The answers to this question provide a great list of JS graphics libraries. While I realize that the choice of browser has a greater impact than the library, I'd like to know whether there are any differences between them, before choosing one.
Has anyone done a performance comparison between any of these?
If you're not doing 3d, just use raw canvas with excanvas as an explorer fall-back. Your bottleneck will be javascript execution speed, not line rendering speed. Except for IE, which will bog down when the scene gets too complex because VML actually builds a dom.
If you're really worried about performance though, definitely go with flash and write the whole thing in actionscript. You'll get an order of magnitude better performance, and with the flex sdk you don't even need to buy anything. There are several decent libraries for 3d in flash/flex available.
Raphael JavaScript Library
http://raphaeljs.com
None of them have good performance. It is 2009 and the state of programmable graphics rendering in web browsers is truly depressing. I could do faster interactivity on a vt125 terminal 25 years ago.

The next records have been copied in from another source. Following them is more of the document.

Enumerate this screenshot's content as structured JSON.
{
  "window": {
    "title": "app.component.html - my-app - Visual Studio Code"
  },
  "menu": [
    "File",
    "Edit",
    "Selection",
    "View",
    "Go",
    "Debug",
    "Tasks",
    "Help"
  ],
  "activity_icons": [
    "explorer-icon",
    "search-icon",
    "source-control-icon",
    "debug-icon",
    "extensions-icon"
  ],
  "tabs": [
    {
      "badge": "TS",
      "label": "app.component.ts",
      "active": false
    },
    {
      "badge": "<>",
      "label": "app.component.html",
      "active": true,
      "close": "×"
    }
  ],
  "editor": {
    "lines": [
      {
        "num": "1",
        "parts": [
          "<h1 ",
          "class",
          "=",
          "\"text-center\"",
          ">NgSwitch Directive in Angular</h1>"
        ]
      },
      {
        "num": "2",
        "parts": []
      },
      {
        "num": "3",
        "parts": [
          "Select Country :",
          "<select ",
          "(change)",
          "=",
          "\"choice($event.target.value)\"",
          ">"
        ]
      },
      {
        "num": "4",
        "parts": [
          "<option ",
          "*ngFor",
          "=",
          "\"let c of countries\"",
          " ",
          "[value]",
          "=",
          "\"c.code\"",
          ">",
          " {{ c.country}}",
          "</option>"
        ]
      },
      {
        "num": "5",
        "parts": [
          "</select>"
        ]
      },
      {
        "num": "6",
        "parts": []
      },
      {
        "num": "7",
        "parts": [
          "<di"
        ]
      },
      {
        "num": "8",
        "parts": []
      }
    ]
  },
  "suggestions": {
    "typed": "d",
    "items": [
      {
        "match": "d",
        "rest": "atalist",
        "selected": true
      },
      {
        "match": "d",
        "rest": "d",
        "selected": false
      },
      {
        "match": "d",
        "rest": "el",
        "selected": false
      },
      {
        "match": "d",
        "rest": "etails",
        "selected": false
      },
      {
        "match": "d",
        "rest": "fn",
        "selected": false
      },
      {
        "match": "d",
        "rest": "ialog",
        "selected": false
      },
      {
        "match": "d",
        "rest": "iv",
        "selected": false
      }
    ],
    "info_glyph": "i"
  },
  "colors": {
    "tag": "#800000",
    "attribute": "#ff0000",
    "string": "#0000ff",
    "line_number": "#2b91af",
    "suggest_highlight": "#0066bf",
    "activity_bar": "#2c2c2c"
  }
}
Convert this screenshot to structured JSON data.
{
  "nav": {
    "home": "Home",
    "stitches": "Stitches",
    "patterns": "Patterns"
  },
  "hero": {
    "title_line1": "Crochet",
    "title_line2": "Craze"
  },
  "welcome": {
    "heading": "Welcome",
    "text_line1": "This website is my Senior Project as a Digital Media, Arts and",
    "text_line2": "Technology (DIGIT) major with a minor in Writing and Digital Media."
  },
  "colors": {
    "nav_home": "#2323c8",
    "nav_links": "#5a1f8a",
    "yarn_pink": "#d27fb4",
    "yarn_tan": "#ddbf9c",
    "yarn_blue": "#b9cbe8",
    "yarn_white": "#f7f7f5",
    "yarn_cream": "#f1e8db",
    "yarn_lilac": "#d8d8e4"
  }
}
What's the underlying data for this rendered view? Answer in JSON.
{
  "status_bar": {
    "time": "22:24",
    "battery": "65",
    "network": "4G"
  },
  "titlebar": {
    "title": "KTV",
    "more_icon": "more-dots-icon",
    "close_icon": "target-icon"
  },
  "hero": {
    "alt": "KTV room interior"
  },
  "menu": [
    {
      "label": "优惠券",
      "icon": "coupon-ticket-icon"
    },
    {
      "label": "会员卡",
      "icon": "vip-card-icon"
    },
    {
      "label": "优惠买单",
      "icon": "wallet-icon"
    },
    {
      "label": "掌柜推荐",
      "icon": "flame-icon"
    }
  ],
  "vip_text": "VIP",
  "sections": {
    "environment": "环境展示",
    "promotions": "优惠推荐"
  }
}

If you are doing anything interactive, think about using Flash... Else I'd go for some server-side heavy solution depending on your needs
Up to now - is used processing.js (javascript canvas implementation of "Processing" language) and/or raphael.js (tiny and handy VML/SVG javascript library).
The performance recomendations depends on task:
highly dynamic, complex primitives (or huge amount of it) - canvas (pixels, low-level API)
lower amount of primitives, highly scalable, integrated in DOM - SVG/VML (vector, high-level API)
I know you said browser had more influence, so why not stick with using optimized SVG calls? Then, it "could" work in all browsers but...
Chrome is robust enough to do render 3D modeling efficiently:
http://www.chromeexperiments.com/detail/monster/
How about http://www.jsgl.org? It uses SVG/VML.
For basic drawing (such as lines, circles, and polygons), I would recommend Walter Zorn's Graphics Library. It was built with performance in mind and works in a ton of browsers.